Last fall, Hodgkin and physicians from more than a dozen countries gathered in Nagasaki to pay tribute to the victims of the second US atom bomb, which caused the deaths of more than 70,000 from severe burns and radiation sickness. Among his Russian colleagues in today’s antinuclear campaign is Dr. Olga Trushina, granddaughter of Dr. Yevgeny Chazov, an IPPNW cofounder who was personal physician to Soviet leaders.

The death and destruction from a nuclear war today would dwarf that of Hiroshima and Nagasaki. One IPPNW study suggests that even a limited exchange would kill millions of people, shatter the global economy, and trigger climate disruption, crop failure, famine, and mass starvation.

But ordinary citizens can again mobilize to pressure leaders to defuse that threat, says Dr.
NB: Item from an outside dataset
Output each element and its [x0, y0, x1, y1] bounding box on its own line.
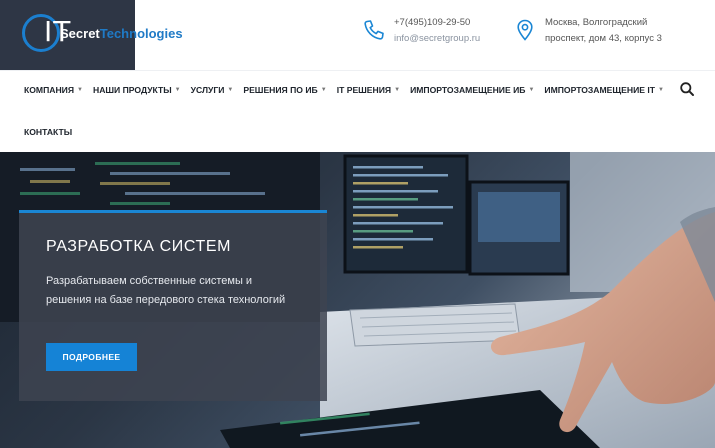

Ira Helfand, a Northampton activist who is part of the Back from the Brink campaign, made up of physicians, scientists, labor and environmental groups, and faith leaders.

“People tend to think of nuclear weapons as part of the natural order,” Helfand says. “They can’t imagine a world without nuclear weapons. Well, we couldn’t imagine the Cold War ending, but it did. We need to have the audacity to be hopeful that we can replicate that.”